In the apostle Paul’s letter to Titus, we find long lists of character traits and expectations for church leaders, older men, older women, and younger women—qualities like “sound in faith,” “reverent in behavior,” “pure,” “kind,” and “not slanderers.” But when Paul gets to young men? Just one command.
Encourage them to be self-controlled in everything. (Titus 2:6–7)
No list. No elaboration. That one’ll do.
Why this emphasis? Perhaps it’s because self-control is a foundational virtue, especially for young men. This trait rises to the top. Without self-control, you won’t get far in the Christian life.
Priority of Self-Control
This isn’t just a theme in Titus. Paul, when speaking before Governor Felix, sums up the gospel as involving “righteousness, self-control, and the judgment to come” (Acts 24:25). Self-control makes it into a gospel presentation! It’s also a fruit of the Spirit, coming at the end of Paul’s list in Galatians 5 but no less essential than the love that starts that list.
Hungarian linguist Zoltán Dörnyei draws a connection between self-control and love. Love is tied to self-control, he says, because self-control is like a spiritual muscle, a foundational virtue that underpins other virtuous behaviors. You can’t become a loving person without self-control, because caring for someone else will always cost you something. True love is hard work because it requires you to push against the inertia of laziness, of just going with the flow. Love requires you to structure your life around willing the good of another. You will not become a person who makes the costly, selfless decisions required by love unless you can master and overcome the selfish impulses most likely to hold you back.
Self-Control Is Under Siege
Why, then, do we hear so little about this virtue? And why do so many young men today seem deficient in it?
Paul wrote to Titus on the island of Crete, where the cultural reputation was one of laziness and gluttony. Not a great combination! Passive when it comes to what’s good for you, passionate when it comes to what’s harmful.
Even today, we live in a culture that treats self-indulgence as a given and self-control as optional. Our economy thrives on our inability to resist certain urges. Social media algorithms are designed to exploit your impulses—to keep you scrolling, swiping, raging, or lusting. Platforms profit from our outrage. Apps monetize our addictions. The world isn’t neutral. It’s actively working against self-control.
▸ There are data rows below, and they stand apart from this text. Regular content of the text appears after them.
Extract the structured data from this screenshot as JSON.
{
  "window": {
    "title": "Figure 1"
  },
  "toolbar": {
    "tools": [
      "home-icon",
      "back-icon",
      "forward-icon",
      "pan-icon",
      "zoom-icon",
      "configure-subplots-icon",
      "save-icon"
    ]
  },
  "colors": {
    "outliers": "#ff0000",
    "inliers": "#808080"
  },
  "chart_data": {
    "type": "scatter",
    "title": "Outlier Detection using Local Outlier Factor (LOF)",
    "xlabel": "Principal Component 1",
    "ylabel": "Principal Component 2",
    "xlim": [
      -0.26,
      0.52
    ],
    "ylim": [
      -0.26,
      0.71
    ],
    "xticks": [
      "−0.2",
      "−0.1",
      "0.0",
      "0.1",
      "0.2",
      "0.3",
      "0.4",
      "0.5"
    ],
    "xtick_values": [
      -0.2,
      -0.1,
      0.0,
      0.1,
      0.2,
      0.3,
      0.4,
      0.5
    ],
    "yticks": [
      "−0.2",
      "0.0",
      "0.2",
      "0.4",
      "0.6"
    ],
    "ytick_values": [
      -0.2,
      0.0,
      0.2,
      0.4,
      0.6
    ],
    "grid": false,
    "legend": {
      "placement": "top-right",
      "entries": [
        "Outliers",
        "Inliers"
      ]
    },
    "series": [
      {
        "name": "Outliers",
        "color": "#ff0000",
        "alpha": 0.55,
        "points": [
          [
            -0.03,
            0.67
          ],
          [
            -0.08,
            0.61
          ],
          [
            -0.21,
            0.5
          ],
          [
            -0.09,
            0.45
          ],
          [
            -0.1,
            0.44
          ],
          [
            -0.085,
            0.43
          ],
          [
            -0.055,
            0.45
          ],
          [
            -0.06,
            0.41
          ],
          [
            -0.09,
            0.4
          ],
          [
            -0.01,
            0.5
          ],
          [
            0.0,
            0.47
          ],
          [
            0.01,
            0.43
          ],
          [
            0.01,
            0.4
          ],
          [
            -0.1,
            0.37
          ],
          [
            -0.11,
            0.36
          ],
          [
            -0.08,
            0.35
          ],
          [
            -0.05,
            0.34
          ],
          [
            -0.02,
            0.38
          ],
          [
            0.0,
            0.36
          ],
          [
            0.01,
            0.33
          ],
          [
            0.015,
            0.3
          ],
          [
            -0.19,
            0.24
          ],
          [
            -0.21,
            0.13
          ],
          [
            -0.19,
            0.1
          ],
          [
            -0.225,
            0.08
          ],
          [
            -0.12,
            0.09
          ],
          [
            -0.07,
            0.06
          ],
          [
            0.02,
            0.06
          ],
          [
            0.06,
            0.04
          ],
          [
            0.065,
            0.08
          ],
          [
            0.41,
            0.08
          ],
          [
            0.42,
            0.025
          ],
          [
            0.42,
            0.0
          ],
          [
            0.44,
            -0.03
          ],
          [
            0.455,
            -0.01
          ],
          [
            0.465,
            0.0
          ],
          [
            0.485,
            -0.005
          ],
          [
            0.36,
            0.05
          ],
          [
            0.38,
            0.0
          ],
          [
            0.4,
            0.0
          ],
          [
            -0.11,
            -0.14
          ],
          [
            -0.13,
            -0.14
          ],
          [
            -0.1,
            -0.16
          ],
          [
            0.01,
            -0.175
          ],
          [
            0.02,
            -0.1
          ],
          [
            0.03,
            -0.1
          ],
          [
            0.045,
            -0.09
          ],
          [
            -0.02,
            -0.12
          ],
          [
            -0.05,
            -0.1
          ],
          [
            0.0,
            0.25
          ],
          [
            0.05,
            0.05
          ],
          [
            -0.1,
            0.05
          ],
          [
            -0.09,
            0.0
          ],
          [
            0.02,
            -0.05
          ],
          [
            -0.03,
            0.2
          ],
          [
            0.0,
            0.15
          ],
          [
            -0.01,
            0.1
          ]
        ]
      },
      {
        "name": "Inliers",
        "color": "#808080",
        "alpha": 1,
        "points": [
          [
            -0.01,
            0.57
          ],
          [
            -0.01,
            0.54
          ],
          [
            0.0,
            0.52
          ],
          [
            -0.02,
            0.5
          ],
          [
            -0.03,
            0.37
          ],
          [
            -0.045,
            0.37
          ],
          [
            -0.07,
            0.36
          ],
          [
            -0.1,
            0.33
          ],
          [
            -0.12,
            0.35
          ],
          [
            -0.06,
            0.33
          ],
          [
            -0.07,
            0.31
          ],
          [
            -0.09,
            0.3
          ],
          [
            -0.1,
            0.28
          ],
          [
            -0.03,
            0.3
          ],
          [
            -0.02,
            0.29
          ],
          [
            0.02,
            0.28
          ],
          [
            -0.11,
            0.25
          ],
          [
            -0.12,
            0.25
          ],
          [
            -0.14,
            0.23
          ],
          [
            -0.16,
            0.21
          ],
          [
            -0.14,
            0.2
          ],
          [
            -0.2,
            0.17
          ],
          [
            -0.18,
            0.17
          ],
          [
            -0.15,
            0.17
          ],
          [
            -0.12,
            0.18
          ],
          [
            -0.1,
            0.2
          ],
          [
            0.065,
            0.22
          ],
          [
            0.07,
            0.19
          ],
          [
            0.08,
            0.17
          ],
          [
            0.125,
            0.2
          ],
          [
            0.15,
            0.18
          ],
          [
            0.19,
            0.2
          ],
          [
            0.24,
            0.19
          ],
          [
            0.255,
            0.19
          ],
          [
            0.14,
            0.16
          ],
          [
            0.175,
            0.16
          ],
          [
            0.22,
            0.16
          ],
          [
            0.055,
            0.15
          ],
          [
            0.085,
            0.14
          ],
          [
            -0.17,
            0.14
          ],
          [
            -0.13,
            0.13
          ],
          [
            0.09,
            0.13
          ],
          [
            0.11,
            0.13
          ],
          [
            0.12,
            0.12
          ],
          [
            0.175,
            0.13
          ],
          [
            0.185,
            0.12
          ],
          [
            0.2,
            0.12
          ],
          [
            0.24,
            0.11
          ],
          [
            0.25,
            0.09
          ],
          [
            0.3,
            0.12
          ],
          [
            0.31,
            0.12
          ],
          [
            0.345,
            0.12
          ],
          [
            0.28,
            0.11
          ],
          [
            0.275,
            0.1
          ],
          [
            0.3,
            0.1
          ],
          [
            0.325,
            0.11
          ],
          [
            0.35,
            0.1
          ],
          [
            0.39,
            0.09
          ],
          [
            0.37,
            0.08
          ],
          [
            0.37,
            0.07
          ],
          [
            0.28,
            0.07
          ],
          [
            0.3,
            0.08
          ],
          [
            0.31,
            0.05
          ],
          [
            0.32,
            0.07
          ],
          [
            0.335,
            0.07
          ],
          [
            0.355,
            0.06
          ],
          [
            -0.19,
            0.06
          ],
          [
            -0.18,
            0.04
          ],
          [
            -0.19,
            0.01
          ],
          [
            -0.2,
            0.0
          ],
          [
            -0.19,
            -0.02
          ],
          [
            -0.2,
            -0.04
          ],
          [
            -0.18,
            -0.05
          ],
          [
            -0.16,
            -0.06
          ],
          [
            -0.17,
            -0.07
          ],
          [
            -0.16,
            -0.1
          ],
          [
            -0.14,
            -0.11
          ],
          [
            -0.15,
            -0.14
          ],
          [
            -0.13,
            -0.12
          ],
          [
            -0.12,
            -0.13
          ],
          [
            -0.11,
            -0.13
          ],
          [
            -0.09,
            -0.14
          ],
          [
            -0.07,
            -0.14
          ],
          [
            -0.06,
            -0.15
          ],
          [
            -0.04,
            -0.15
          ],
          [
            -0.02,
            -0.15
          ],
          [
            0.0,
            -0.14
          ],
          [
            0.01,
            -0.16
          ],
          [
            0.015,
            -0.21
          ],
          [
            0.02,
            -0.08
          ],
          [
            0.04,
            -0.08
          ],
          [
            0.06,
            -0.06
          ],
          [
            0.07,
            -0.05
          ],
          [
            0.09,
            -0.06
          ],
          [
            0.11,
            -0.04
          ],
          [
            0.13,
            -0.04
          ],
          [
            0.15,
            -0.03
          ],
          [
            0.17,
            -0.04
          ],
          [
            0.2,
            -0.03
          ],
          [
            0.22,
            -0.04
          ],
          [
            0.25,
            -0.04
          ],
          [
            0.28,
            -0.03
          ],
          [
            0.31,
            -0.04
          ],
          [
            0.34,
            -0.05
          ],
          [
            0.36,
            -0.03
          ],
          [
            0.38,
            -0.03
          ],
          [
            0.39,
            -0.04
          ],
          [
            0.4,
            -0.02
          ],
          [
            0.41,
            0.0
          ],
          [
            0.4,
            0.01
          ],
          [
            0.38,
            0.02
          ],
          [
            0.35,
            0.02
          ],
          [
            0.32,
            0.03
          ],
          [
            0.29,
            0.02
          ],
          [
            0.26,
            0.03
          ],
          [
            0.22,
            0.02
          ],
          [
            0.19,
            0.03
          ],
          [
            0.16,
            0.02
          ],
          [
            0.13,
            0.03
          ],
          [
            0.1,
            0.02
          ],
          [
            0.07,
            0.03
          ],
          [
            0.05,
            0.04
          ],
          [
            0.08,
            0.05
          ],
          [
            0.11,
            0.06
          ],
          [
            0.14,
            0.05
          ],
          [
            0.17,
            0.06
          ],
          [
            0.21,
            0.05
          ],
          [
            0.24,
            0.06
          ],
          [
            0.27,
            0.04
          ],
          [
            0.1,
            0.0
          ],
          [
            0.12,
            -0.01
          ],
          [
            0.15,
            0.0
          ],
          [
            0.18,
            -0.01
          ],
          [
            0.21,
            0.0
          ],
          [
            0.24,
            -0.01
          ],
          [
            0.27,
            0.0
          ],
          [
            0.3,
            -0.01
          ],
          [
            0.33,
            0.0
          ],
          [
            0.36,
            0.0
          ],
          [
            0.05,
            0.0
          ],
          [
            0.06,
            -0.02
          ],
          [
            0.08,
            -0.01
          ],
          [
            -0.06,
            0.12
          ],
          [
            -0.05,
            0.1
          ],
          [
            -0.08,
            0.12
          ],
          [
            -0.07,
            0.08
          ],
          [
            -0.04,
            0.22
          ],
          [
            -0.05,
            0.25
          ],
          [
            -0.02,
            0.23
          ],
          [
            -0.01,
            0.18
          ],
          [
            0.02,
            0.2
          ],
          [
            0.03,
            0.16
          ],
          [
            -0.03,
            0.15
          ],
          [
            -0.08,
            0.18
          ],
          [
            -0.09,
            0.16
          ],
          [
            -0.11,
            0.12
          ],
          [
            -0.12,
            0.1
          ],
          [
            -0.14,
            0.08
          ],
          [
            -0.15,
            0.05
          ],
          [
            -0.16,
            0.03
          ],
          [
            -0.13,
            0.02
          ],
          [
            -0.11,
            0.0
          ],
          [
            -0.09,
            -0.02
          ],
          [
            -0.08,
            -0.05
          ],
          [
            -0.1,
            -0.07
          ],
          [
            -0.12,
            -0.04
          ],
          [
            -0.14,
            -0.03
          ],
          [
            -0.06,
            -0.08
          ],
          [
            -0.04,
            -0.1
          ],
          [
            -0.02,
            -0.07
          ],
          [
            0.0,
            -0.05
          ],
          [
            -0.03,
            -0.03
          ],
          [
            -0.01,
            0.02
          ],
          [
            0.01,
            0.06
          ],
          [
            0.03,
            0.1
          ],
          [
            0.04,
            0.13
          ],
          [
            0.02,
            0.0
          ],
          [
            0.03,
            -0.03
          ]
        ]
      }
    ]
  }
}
If the young men in Paul’s time needed encouragement toward self-control, how much more is this the case today. We need brothers calling each other to something higher. We need people in our lives who will challenge us to master our appetites, manage our emotions, and steward our time.
Without this encouragement, it’s all too easy for the energy and intensity of youth to be hijacked—poured out into pursuits that have no eternal value. Into this vacuum steps a new generation of secular Stoics—self-help gurus who preach self-control in service of the self. A generation of young men are more impressed by Andrew Tate showing off on social media his commitment to lifting weights on Christmas Day, all alone, than by George Bailey in It’s a Wonderful Life, the richest man in the world because of the selfless investments he’s made in all the people around him over a lifetime.
The neo-Stoics recast discipline as just another tool to optimize your life, crush your goals, and elevate your brand. It’s willpower without love. Mastery without mission. And it’s still all about you, you, you.
Not Stoicism but Sanctification
The Christian vision of self-control is something altogether different.
The gospel takes the ancient virtue of self-control and transposes it into a new key. It’s not first and foremost about you. It’s about God. It’s self-control in service of love. Love depends on self-control, yes, but love also deepens self-control. Love turns self-control upward and outward, toward God and toward others. It’s not about independence of self but dependence on God. It’s not about self-mastery; it’s about Spirit-mastery. It’s not about controlling yourself for your own sake; it’s about being controlled by Christ for the sake of others. It’s yielding to the One who loves you with an everlasting love and who wants now to love others through you.
Self-Control in Service of Love
Young men who lack self-control are like a flood—powerful, yes, but uncontrolled, destructive, overwhelming. But young men who learn self-control become like a river—power harnessed and directed, life-giving and fruitful.
In the quest for self-control, we’ll need models. People whose lives are shaped by restraint and grace. Men and women who show what it means to live wisely, love sacrificially, and stand firm in a culture of compromise. You won’t learn self-control from a manual. You learn it by watching someone who’s walked the road ahead of you. And you become that kind of person by the slow, steady work of the Spirit.
To be clear, the life we present to the world isn’t one of perfection or sinlessness, where we always display all the fruit of the Spirit. On the contrary, Paul assumed self-control must be encouraged and exemplified because he knew how easy it would be for us to fail in this area. No, the life we present to the world is the sinless perfection of Jesus Christ—his righteousness counted as ours so we can be justified, and now our righteousness slowly but surely resembling his, as we’re sanctified.
Self-control in service of love. The only way to develop this spiritual muscle is to trust the unfailing love of God our Father, to stand secure in the perfect righteousness of God the Son, and to harness the promised power of God the Spirit. Then, together with God’s people, we press forward in faith, pouring ourselves out for others.